Чтимым им Куприным она пренебрегала, зато любила Мережковского. Георгий же все историософские поиски считал пустосвятством.
Как тут двум любителям чтения не повздорить?
… – Можно ли воспеть искусство одухотвореннее, нежели в «Гамбринусе»? – кипятился Георгий.
– Если любоваться им, как жемчужиной в навозной куче, нельзя. А если погружаться в него, как в литургию, то можно.
Ох уж этот ее тон золотой медалистки! Неуместен он по отношению к тому, кто тоже имеет аттестат с хорошим средним баллом!
– Ну а как вы относитесь к «Реке жизни» того же Александра Ивановича?
– Что это вы его так по-свойски называете?
Опять этот тон!
– Представьте себе, неоднократно с ним беседовал в цирковые мои годы.
И вспомнил, как Куприн требовал наливать водку всклень. «Как это?» – обязательно спрашивал кто-нибудь. «Вровень с краями, – следовал ответ. – Казачья, донская манера так говорить. Правильно, Георгий? В ваших краях ведь расхожее словечко?» «Расхожее», – подтверждал Бучнев, и монголоидные глаза писателя светились счастьем обладания выразительным словечком, и округлялись, и казались огромными.
…Внезапно вырвалось:
– Это он меня уговаривал повидаться с Толстым.
– Повидались?
– Да. Много позже, за месяц до его смерти.
– А почему не рассказываете?
– Когда-нибудь расскажу… Не готов пока еще про подробности.
– Вот это мило! Не готовы, тогда зачем заинтриговали?
– Нечаянно обмолвился.
– «За нечаянно – бьют отчаянно» – это меня братья так пугали, воспитывали… Читала я эту самую «Реку жизни». Занимательно, но мне претит болезненный интерес наших писателей к дурным женщинам!
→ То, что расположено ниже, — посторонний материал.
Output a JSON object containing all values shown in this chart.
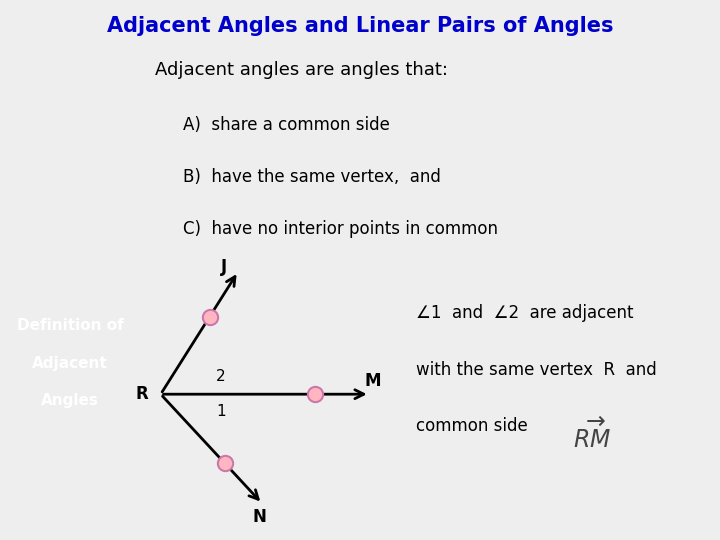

Описывать своих жен и любимых не так интересно? Или до сих пор модно умиляться Грушеньками, Сонечками, Настасьями Филипповнами и сюсюкать, что красота мир спасет? Уж не подобных ли особ красота? Неужели обычная, тихая, стойкая нравственность так заурядна?! Ею мир не спасется?
– Женщина дурною не бывает, Регина Дмитриевна, – всё зависит от обстоятельств, – решительно возразил Георгий. – Если корабль, пусть даже суденышко, на котором можно плыть по реке жизни, какой-нибудь Грушеньке или Анне Францевне не уготовлен, то захватывают его сами, по-пиратски, не стесняясь в средствах. А иначе что ж – тонуть?!
– Давайте-ка я лучше вас под руку возьму и пойдем молча, не то поссоримся, совсем чуть-чуть осталось… Как два таких упрямых человека смогли друг друга полюбить?
– А мы и не полюбили…
– Это еще что такое?!
– Мы просто поняли, что появились на свет в один и тот же день исключительно друг для друга…
– Спасибо вам за это признание… – И замолчала, потому что на глаза навернулись слезы.
Через неделю:
– Перечитала я многое из Куприна. Кажется, ошибалась немного, недооценивала его… и то, что вам близка такая литература, готова, пожалуй, понять и принять… А вот аппетит ваш зверский просто обожаю! Это счастье – вас кормить.
– Да, Ганна превосходно готовит, а вы еще лучше потчуете. Кстати, и я пошел вам навстречу: еще раз взялся за Мережковского.
– И как?
– Сразу скажу: не пустосвятство. Но все же, Регина Дмитриевна, чуть бы ему поменьше «высокого штиля», чуть побольше жизни!
– Господи, вы неисправимы!
– Исправился бы, ежели б вы меня не по Мережковскому любили, не так бы высоко! – гнул он свое.